Un procès de huit ans enfin clos
Le constructeur automobile Honda a remporté un procès aux États-Unis portant sur des allégations de freinages fantômes dans ses modèles CR-V et Accord. Après plus de huit ans de procédure, le tribunal a donné raison à l'entreprise, évitant ainsi une indemnisation massive aux propriétaires concernés.
Des plaintes initiales en 2018
L'affaire a débuté en milieu d'année 2018, lorsque Honda a été poursuivi pour des problèmes liés à plusieurs systèmes d'aide à la conduite, dont le freinage automatique de collision (CMBS), le régulateur de vitesse adaptatif, l'assistance au maintien de voie et la mitigation des sorties de route. Ces systèmes étaient accusés de provoquer des freinages soudains et inattendus.
À l'origine, la plainte ne concernait que les modèles Honda CR-V de 2017. Cependant, au fil des années, d'autres recours collectifs ont été déposés pour des problèmes similaires sur d'autres véhicules.
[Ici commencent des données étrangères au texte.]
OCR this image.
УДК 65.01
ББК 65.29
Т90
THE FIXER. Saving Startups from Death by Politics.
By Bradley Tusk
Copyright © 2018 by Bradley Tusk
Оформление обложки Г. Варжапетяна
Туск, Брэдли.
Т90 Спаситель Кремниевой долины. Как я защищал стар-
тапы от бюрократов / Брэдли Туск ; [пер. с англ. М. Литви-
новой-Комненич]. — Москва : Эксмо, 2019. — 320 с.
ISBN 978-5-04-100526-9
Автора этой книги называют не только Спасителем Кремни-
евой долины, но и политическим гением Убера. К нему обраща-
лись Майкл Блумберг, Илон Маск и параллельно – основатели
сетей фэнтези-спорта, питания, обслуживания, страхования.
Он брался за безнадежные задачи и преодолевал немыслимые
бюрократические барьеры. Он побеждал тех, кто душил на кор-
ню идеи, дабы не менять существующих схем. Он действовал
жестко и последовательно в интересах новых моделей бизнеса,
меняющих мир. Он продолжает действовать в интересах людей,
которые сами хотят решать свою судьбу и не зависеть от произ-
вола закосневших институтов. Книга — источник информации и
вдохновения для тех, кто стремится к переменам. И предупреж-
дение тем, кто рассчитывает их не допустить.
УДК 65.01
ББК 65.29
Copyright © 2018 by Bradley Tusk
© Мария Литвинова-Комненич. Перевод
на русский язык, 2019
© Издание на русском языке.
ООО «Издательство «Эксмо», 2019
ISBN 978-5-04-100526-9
Ces actions ont finalement été regroupées en une seule procédure, centrée sur les systèmes CMBS des CR-V (2017-2019) et Accord (2018-2020).
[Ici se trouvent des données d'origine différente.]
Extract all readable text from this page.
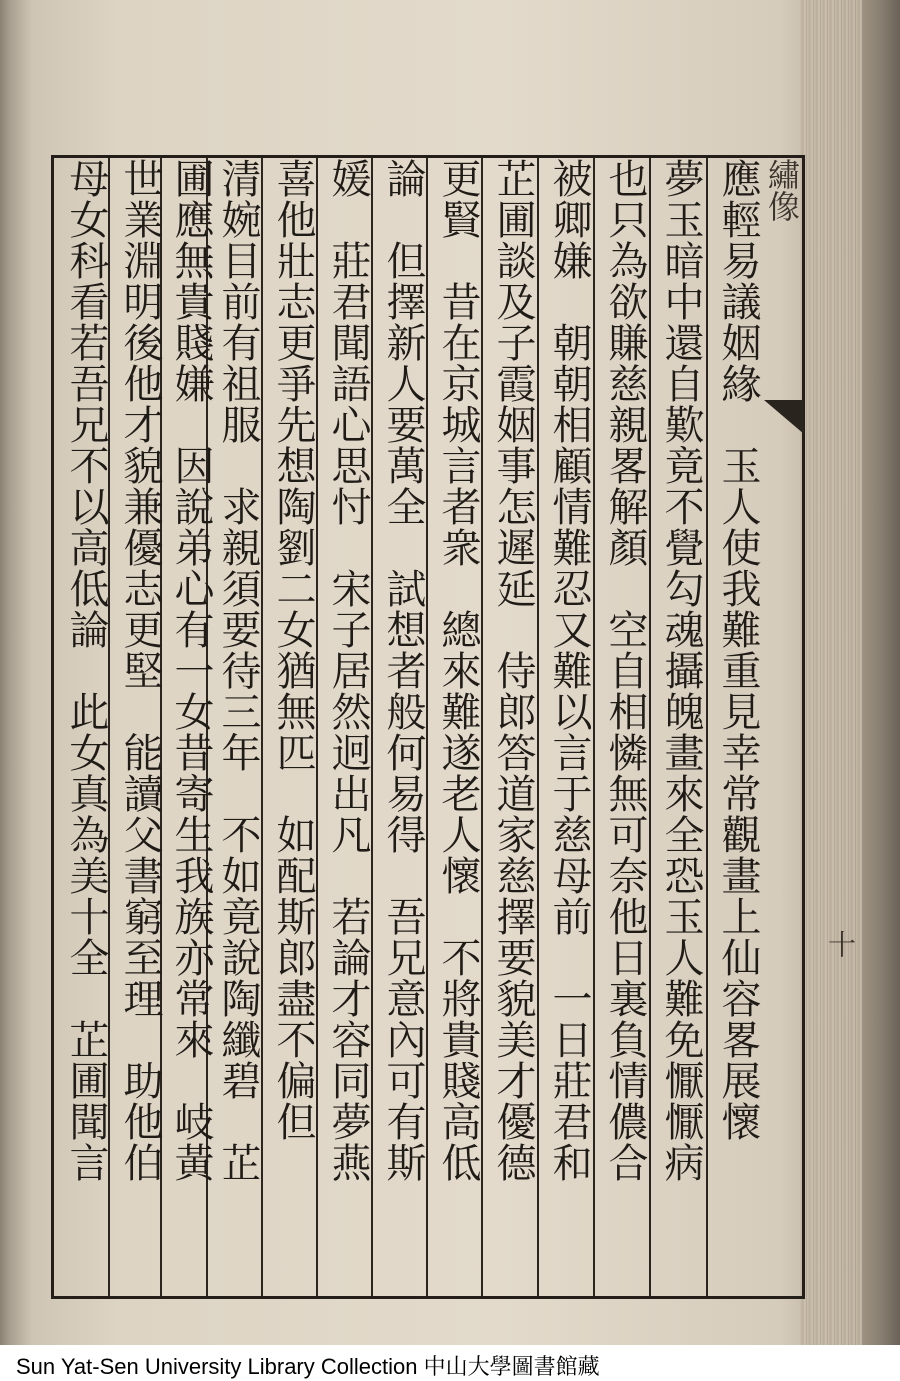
繡像
十
應輕易議姻緣　玉人使我難重見幸常觀畫上仙容畧展懷
夢玉暗中還自歎竟不覺勾魂攝魄畫來全恐玉人難免懨懨病
也只為欲賺慈親畧解顏　空自相憐無可奈他日裏負情儂合
被卿嫌　朝朝相顧情難忍又難以言于慈母前　一日莊君和
芷圃談及子霞姻事怎遲延　侍郎答道家慈擇要貌美才優德
更賢　昔在京城言者衆　總來難遂老人懷　不將貴賤高低
論　但擇新人要萬全　試想者般何易得　吾兄意內可有斯
媛　莊君聞語心思忖　宋子居然迥出凡　若論才容同夢燕
喜他壯志更爭先想陶劉二女猶無匹　如配斯郎盡不偏但
清婉目前有祖服　求親須要待三年　不如竟說陶纖碧　芷
圃應無貴賤嫌　因說弟心有一女昔寄生我族亦常來　岐黃
世業淵明後他才貌兼優志更堅　能讀父書窮至理　助他伯
母女科看若吾兄不以高低論　此女真為美十全　芷圃聞言
Sun Yat-Sen University Library Collection 中山大學圖書館藏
Honda défend l'efficacité de son système
Lors du procès, Honda a reconnu que son système n'était pas parfait, mais a souligné qu'un défaut de conception ne pouvait être retenu sur cette seule base. L'entreprise a mis en avant le rôle du CMBS dans la réduction des collisions par l'arrière et rappelé que les manuels d'utilisation des véhicules mentionnaient clairement les limites du système.
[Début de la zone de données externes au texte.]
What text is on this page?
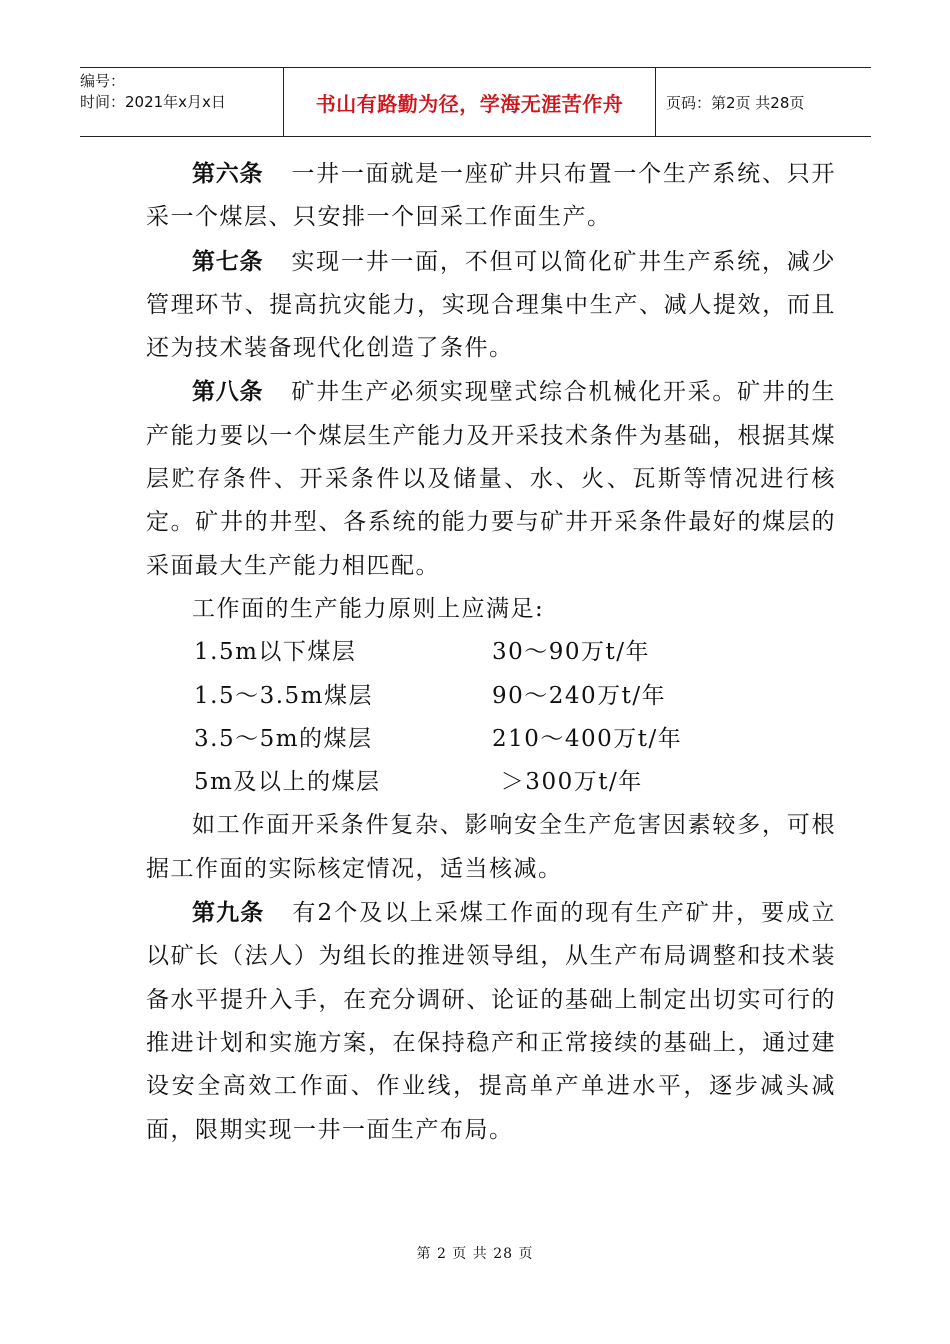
编号：
时间：2021年x月x日	书山有路勤为径，学海无涯苦作舟	页码：第2页 共28页

第六条 一井一面就是一座矿井只布置一个生产系统、只开采一个煤层、只安排一个回采工作面生产。

第七条 实现一井一面，不但可以简化矿井生产系统，减少管理环节、提高抗灾能力，实现合理集中生产、减人提效，而且还为技术装备现代化创造了条件。

第八条 矿井生产必须实现壁式综合机械化开采。矿井的生产能力要以一个煤层生产能力及开采技术条件为基础，根据其煤层贮存条件、开采条件以及储量、水、火、瓦斯等情况进行核定。矿井的井型、各系统的能力要与矿井开采条件最好的煤层的采面最大生产能力相匹配。

工作面的生产能力原则上应满足:

1.5m以下煤层	30～90万t/年
1.5～3.5m煤层	90～240万t/年
3.5～5m的煤层	210～400万t/年
5m及以上的煤层	＞300万t/年

如工作面开采条件复杂、影响安全生产危害因素较多，可根据工作面的实际核定情况，适当核减。

第九条 有2个及以上采煤工作面的现有生产矿井，要成立以矿长（法人）为组长的推进领导组，从生产布局调整和技术装备水平提升入手，在充分调研、论证的基础上制定出切实可行的推进计划和实施方案，在保持稳产和正常接续的基础上，通过建设安全高效工作面、作业线，提高单产单进水平，逐步减头减面，限期实现一井一面生产布局。

第 2 页 共 28 页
« Nous nous engageons pour la sécurité et la satisfaction de nos clients, et nous saluons la décision du jury. Les preuves présentées ont montré que les allégations de ce procès ne reflétaient pas le fonctionnement réel du CMBS dans des conditions réelles d'utilisation. »
American Honda
Une victoire juridique pour Honda
Le jury a finalement tranché en faveur de Honda, selon les informations de CarComplaints. Cette décision évite à l'entreprise une indemnisation potentiellement coûteuse pour des milliers de propriétaires de véhicules concernés.